Under the Internal Revenue Code and similar state provisions, certain substantial changes in our ownership could result in an annual limitation on the amount of net operating loss and credit carryforwards that can be utilized in future years to offset future taxable income. The annual limitation may result in the expiration of net operating losses and credit carryforwards before utilization. We completed a Section 382 analysis through December 31, 2021, and concluded that an ownership change, as defined under Section 382, had not occurred.

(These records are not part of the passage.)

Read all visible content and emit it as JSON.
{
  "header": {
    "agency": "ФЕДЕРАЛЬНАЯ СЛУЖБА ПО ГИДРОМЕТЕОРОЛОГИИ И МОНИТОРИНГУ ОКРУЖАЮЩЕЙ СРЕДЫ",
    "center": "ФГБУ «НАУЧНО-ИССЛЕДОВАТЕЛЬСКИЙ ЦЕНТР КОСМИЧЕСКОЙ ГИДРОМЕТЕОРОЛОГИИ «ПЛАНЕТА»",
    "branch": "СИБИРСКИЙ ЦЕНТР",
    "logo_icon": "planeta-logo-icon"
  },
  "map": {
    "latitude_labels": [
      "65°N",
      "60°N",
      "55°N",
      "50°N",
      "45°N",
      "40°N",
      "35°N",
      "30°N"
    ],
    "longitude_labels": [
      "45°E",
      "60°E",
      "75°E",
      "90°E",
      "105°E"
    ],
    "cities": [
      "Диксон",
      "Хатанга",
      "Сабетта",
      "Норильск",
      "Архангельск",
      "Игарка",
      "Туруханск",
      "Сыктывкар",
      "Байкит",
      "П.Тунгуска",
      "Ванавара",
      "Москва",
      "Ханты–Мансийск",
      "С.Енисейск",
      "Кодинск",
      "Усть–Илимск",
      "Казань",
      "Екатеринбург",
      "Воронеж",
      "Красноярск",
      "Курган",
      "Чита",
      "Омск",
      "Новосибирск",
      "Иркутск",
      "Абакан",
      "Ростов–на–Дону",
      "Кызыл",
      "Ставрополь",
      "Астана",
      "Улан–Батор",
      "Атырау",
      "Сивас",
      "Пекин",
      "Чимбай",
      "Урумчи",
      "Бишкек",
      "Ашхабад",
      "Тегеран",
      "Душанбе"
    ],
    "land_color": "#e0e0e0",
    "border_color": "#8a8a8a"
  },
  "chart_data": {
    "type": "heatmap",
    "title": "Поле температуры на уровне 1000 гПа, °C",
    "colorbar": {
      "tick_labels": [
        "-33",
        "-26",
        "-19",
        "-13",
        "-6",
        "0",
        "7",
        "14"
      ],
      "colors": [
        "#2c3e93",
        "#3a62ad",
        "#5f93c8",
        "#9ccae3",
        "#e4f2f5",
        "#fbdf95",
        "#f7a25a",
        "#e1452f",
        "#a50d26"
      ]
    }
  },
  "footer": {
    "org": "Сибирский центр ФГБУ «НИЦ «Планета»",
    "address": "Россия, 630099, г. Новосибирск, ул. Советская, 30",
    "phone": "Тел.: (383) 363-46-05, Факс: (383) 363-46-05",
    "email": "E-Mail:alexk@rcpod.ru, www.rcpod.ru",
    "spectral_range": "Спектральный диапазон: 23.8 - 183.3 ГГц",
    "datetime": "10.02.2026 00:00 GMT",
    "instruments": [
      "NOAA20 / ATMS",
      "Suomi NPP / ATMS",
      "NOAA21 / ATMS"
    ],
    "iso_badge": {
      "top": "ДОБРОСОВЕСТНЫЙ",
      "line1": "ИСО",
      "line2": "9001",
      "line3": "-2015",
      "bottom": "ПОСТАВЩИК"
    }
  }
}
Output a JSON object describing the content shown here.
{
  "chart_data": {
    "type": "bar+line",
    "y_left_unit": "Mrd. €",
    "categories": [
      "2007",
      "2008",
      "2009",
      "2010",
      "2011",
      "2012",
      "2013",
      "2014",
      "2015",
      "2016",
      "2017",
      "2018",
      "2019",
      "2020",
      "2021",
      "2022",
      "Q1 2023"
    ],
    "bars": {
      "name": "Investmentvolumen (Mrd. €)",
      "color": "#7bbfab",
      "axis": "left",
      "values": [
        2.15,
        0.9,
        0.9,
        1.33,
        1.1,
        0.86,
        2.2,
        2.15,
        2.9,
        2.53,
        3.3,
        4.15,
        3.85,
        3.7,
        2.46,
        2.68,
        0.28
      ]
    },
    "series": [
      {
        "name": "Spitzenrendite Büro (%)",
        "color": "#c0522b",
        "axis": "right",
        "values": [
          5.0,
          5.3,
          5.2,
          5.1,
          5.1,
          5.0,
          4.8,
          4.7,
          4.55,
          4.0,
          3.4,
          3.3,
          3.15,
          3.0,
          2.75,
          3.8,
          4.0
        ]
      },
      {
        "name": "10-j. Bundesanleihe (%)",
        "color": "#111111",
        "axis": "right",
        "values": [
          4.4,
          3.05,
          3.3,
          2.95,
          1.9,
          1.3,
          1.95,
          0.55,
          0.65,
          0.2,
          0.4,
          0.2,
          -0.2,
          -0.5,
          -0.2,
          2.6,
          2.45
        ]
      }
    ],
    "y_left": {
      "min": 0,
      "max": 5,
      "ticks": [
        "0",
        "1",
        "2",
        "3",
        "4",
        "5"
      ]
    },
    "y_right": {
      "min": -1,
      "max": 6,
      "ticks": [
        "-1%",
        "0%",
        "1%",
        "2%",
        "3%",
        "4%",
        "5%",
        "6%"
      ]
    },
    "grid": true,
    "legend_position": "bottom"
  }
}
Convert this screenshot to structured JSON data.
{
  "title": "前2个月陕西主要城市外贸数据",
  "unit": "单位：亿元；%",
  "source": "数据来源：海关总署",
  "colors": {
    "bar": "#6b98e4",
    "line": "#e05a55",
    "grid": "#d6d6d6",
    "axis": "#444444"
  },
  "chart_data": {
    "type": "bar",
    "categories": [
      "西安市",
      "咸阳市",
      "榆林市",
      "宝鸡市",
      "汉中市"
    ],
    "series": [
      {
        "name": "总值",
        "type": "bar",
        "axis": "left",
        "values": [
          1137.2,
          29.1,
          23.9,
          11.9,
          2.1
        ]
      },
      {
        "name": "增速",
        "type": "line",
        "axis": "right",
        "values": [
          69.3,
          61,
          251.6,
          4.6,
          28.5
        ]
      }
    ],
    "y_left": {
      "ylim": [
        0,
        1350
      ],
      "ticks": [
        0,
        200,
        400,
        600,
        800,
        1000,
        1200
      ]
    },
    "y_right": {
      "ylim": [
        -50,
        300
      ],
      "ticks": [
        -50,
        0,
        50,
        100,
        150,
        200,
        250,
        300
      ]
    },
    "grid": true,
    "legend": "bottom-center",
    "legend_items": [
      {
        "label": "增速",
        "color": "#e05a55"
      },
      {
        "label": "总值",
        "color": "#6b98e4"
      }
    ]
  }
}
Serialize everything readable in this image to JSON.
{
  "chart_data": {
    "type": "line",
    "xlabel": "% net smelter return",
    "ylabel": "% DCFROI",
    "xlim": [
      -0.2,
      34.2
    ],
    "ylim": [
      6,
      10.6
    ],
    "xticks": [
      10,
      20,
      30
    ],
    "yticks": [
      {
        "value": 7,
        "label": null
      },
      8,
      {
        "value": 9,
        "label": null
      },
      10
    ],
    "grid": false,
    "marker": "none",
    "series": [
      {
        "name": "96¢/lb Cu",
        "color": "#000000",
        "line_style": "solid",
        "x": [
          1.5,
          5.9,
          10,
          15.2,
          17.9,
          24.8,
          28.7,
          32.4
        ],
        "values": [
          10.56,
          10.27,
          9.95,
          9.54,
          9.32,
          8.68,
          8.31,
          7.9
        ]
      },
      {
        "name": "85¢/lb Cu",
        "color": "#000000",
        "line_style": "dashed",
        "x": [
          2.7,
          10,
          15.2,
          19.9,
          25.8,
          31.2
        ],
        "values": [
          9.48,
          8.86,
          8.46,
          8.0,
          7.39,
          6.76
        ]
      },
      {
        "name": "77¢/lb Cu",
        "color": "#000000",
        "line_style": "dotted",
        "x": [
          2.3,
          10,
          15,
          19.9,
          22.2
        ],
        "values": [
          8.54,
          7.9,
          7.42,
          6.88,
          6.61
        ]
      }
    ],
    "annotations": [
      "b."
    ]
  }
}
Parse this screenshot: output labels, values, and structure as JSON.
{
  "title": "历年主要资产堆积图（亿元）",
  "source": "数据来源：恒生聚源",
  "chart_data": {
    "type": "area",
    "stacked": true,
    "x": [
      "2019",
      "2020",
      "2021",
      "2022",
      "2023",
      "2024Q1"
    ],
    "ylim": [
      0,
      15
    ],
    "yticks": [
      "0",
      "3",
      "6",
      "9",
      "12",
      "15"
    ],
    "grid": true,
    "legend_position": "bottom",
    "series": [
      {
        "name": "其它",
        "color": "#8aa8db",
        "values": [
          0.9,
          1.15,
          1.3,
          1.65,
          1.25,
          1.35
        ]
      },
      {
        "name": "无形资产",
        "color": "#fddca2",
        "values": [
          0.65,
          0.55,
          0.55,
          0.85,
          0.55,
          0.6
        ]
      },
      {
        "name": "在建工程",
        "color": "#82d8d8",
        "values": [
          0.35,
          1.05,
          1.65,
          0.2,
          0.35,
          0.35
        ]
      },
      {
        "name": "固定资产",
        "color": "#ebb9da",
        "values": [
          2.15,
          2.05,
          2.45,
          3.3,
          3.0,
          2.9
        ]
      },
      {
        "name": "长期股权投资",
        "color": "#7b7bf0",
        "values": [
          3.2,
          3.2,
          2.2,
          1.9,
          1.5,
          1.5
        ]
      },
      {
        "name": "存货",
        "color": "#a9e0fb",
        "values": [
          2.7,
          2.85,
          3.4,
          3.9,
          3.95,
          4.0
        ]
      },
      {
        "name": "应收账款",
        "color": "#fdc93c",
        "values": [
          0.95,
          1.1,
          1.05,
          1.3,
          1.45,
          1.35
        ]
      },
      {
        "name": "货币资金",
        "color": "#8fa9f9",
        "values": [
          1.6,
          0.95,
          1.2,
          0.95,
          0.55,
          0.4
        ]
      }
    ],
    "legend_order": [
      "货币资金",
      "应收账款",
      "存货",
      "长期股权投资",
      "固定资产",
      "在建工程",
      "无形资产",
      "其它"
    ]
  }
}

The following table summarizes the activity related to our unrecognized tax benefits (in thousands):
 
Year Ended December 31,
 
202120202019
Beginning balance$80,941 $79,078 $76,060 
Change relating to prior year provision728 591 589 
Change relating to current year provision2,215 3,305 2,429 
Reductions based on the lapse of the applicable statutes of limitations(301)(2,033)— 
Ending balance$83,583 $80,941 $79,078 
We do not anticipate that the amount of unrecognized tax benefits existing as of December 31, 2021 will significantly change over the next 12 months. As of December 31, 2021, we had $83.6 million in unrecognized tax benefits, of which $52.6 million would reduce our provision for income taxes and the effective tax rate, if recognized. Interest and penalties were nominal or zero for all periods presented. We have elected to record interest and penalties in the accompanying Consolidated Statements of Income as a component of income taxes.
We file U.S. and state income tax returns in jurisdictions with varying statues of limitations during which such tax returns may be audited and adjusted by the relevant tax authorities. The 2001 through 2021 tax years generally remain subject to examination by federal and most state tax authorities to the extent net operating losses and credits generated during these periods are being utilized in the open tax periods.